Les raisons qui conduisirent Xénophanes à l’unité de toutes choses sont apparemment les mêmes qu’Aristote donne à Mélissus et à Parménides [9]. Elles paraissent assez subtiles, quoique, selon la propriété des grands génies, Aristote les ait rapportées un peu obscurément, parce qu’il affectait d’être court. Ce sont sans doute des sophismes, aussi-bien

  1. Xenophanes, apud Sextum Empiricum adversùs Mathematicos, pag. 146, 157, 280. Voyez aussi Plutarque, de audiend.
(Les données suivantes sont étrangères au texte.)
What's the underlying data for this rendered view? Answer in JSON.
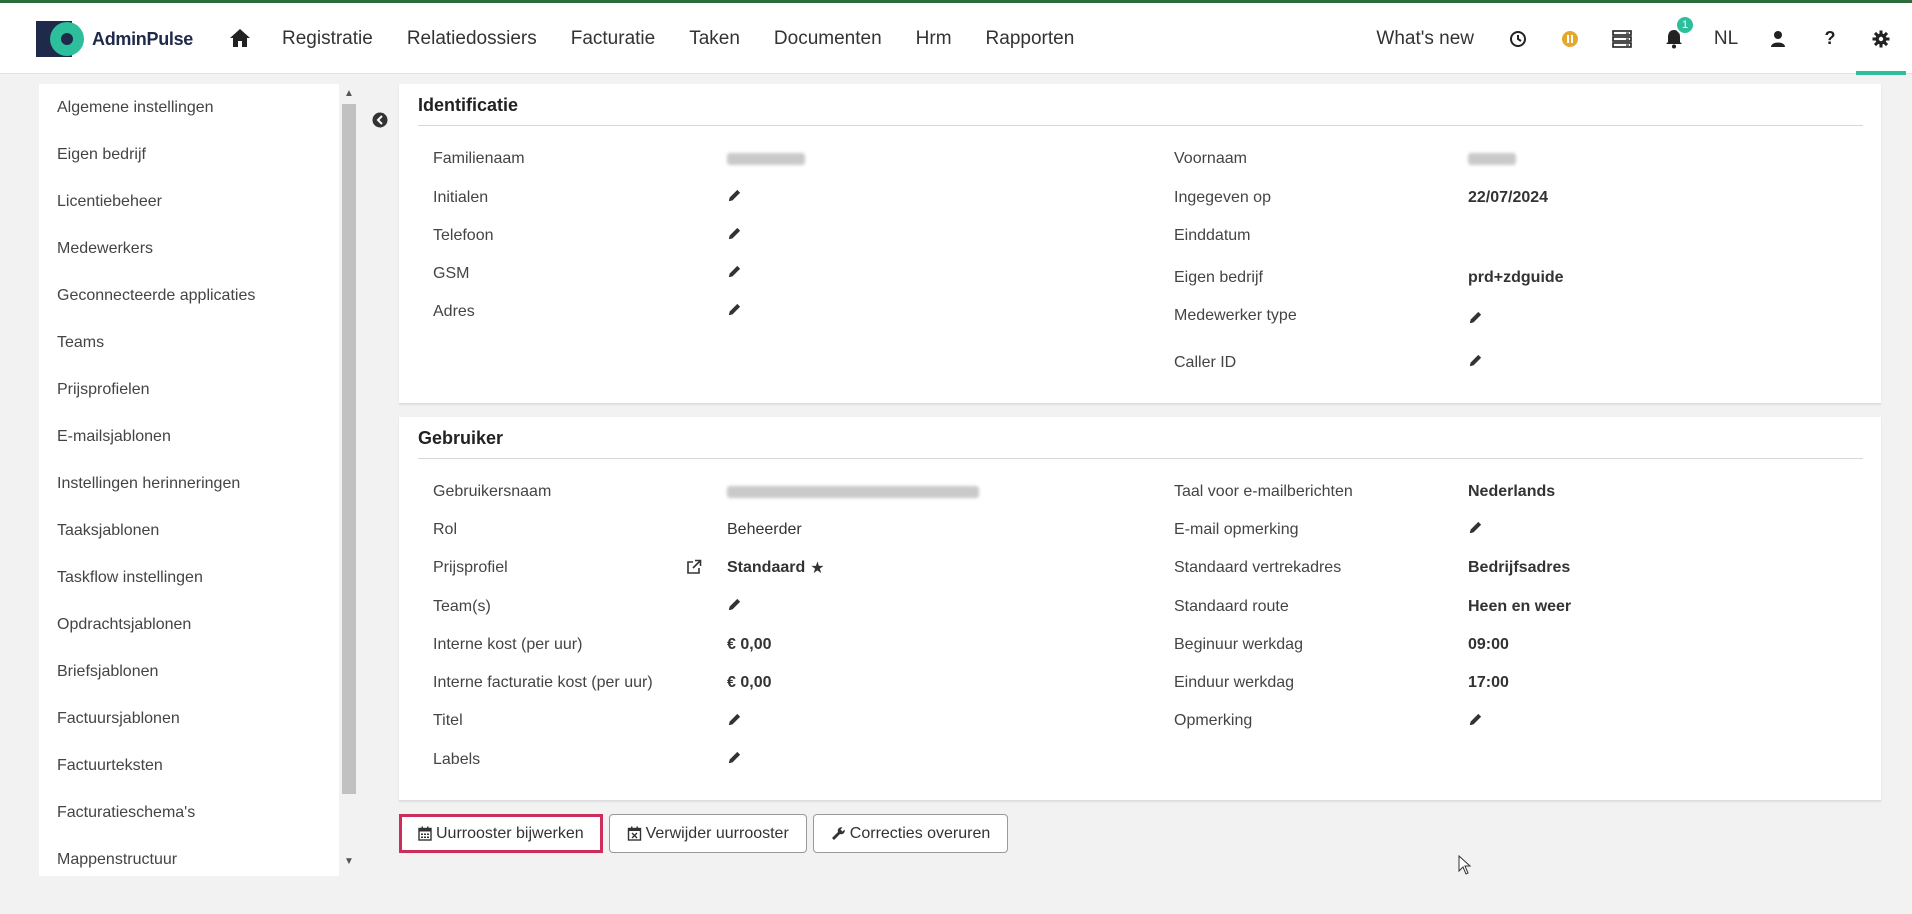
{
  "app": {
    "name": "AdminPulse"
  },
  "nav": {
    "items": [
      "Registratie",
      "Relatiedossiers",
      "Facturatie",
      "Taken",
      "Documenten",
      "Hrm",
      "Rapporten"
    ],
    "whats_new": "What's new",
    "language": "NL",
    "notification_count": "1",
    "icons": [
      "home-icon",
      "clock-icon",
      "pause-status-icon",
      "server-icon",
      "bell-icon",
      "user-icon",
      "help-icon",
      "gear-icon"
    ]
  },
  "sidebar": {
    "items": [
      "Algemene instellingen",
      "Eigen bedrijf",
      "Licentiebeheer",
      "Medewerkers",
      "Geconnecteerde applicaties",
      "Teams",
      "Prijsprofielen",
      "E-mailsjablonen",
      "Instellingen herinneringen",
      "Taaksjablonen",
      "Taskflow instellingen",
      "Opdrachtsjablonen",
      "Briefsjablonen",
      "Factuursjablonen",
      "Factuurteksten",
      "Facturatieschema's",
      "Mappenstructuur"
    ]
  },
  "identificatie": {
    "title": "Identificatie",
    "left": {
      "familienaam_label": "Familienaam",
      "initialen_label": "Initialen",
      "telefoon_label": "Telefoon",
      "gsm_label": "GSM",
      "adres_label": "Adres"
    },
    "right": {
      "voornaam_label": "Voornaam",
      "ingegeven_label": "Ingegeven op",
      "ingegeven_value": "22/07/2024",
      "einddatum_label": "Einddatum",
      "eigen_bedrijf_label": "Eigen bedrijf",
      "eigen_bedrijf_value": "prd+zdguide",
      "medewerker_type_label": "Medewerker type",
      "caller_id_label": "Caller ID"
    }
  },
  "gebruiker": {
    "title": "Gebruiker",
    "left": {
      "gebruikersnaam_label": "Gebruikersnaam",
      "rol_label": "Rol",
      "rol_value": "Beheerder",
      "prijsprofiel_label": "Prijsprofiel",
      "prijsprofiel_value": "Standaard",
      "teams_label": "Team(s)",
      "interne_kost_label": "Interne kost (per uur)",
      "interne_kost_value": "€ 0,00",
      "interne_fact_label": "Interne facturatie kost (per uur)",
      "interne_fact_value": "€ 0,00",
      "titel_label": "Titel",
      "labels_label": "Labels"
    },
    "right": {
      "taal_label": "Taal voor e-mailberichten",
      "taal_value": "Nederlands",
      "email_opmerking_label": "E-mail opmerking",
      "vertrekadres_label": "Standaard vertrekadres",
      "vertrekadres_value": "Bedrijfsadres",
      "route_label": "Standaard route",
      "route_value": "Heen en weer",
      "beginuur_label": "Beginuur werkdag",
      "beginuur_value": "09:00",
      "einduur_label": "Einduur werkdag",
      "einduur_value": "17:00",
      "opmerking_label": "Opmerking"
    }
  },
  "actions": {
    "uurrooster_bijwerken": "Uurrooster bijwerken",
    "verwijder_uurrooster": "Verwijder uurrooster",
    "correcties_overuren": "Correcties overuren"
  },
  "colors": {
    "accent": "#2dbf9b",
    "brand_dark": "#1f2a4a",
    "highlight": "#cc2d5a",
    "status_pause": "#e5a82c"
  }
}
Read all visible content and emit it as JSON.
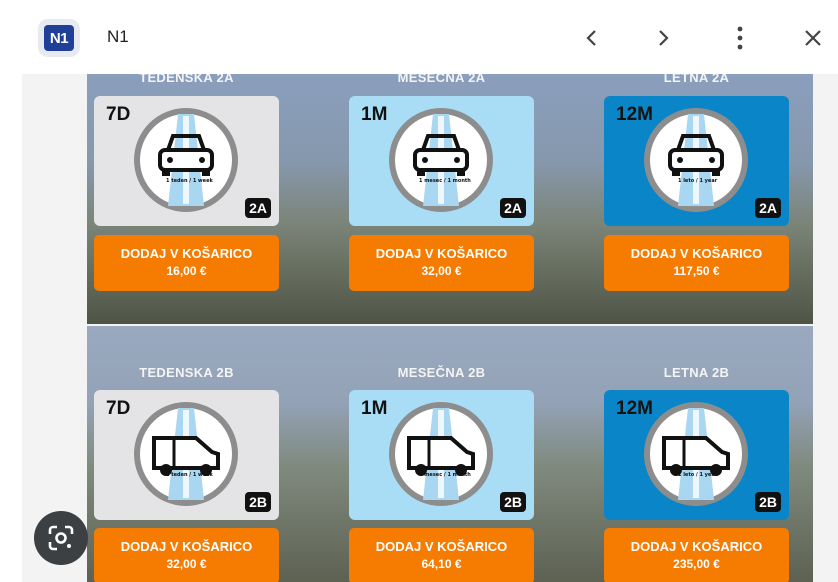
{
  "topbar": {
    "logo_text": "N1",
    "title": "N1",
    "icons": [
      "chevron-left-icon",
      "chevron-right-icon",
      "more-vert-icon",
      "close-icon"
    ]
  },
  "colors": {
    "orange": "#f57c00",
    "card_light": "#e4e4e6",
    "card_sky": "#a9dcf5",
    "card_blue": "#0a86c8",
    "logo_blue": "#1f3f98"
  },
  "sectionA": {
    "titles": [
      "TEDENSKA 2A",
      "MESEČNA 2A",
      "LETNA 2A"
    ],
    "cards": [
      {
        "code": "7D",
        "badge": "2A",
        "small": "1 teden / 1 week",
        "vehicle": "car",
        "style": "light"
      },
      {
        "code": "1M",
        "badge": "2A",
        "small": "1 mesec / 1 month",
        "vehicle": "car",
        "style": "sky"
      },
      {
        "code": "12M",
        "badge": "2A",
        "small": "1 leto / 1 year",
        "vehicle": "car",
        "style": "blue"
      }
    ],
    "buttons": [
      {
        "label": "DODAJ V KOŠARICO",
        "price": "16,00 €"
      },
      {
        "label": "DODAJ V KOŠARICO",
        "price": "32,00 €"
      },
      {
        "label": "DODAJ V KOŠARICO",
        "price": "117,50 €"
      }
    ]
  },
  "sectionB": {
    "titles": [
      "TEDENSKA 2B",
      "MESEČNA 2B",
      "LETNA 2B"
    ],
    "cards": [
      {
        "code": "7D",
        "badge": "2B",
        "small": "1 teden / 1 week",
        "vehicle": "van",
        "style": "light"
      },
      {
        "code": "1M",
        "badge": "2B",
        "small": "1 mesec / 1 month",
        "vehicle": "van",
        "style": "sky"
      },
      {
        "code": "12M",
        "badge": "2B",
        "small": "1 leto / 1 year",
        "vehicle": "van",
        "style": "blue"
      }
    ],
    "buttons": [
      {
        "label": "DODAJ V KOŠARICO",
        "price": "32,00 €"
      },
      {
        "label": "DODAJ V KOŠARICO",
        "price": "64,10 €"
      },
      {
        "label": "DODAJ V KOŠARICO",
        "price": "235,00 €"
      }
    ]
  },
  "lens_icon": "google-lens-icon"
}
Poët., p. 17, E.
  2. Ibid., pag. 146.
  3. Ibid., et pag. 156, 157.
  4. Xenophanes, apud Sext. Emp. adv. Mathem. pag. 157.
  5. Menagius in Diogen Laërt., lib. IX,' num. 20.
  6. Menagius, ibid.
  7. Plato, in Sophistà, pag. 170.
  8. Sextus Empiricus, Pyrrhon. Hypotypos., lib. I, cap. XXXIII, pag. 46, edit Genev., 1621.
  9. Aristoteles, Physicor. lib. I, cap. III.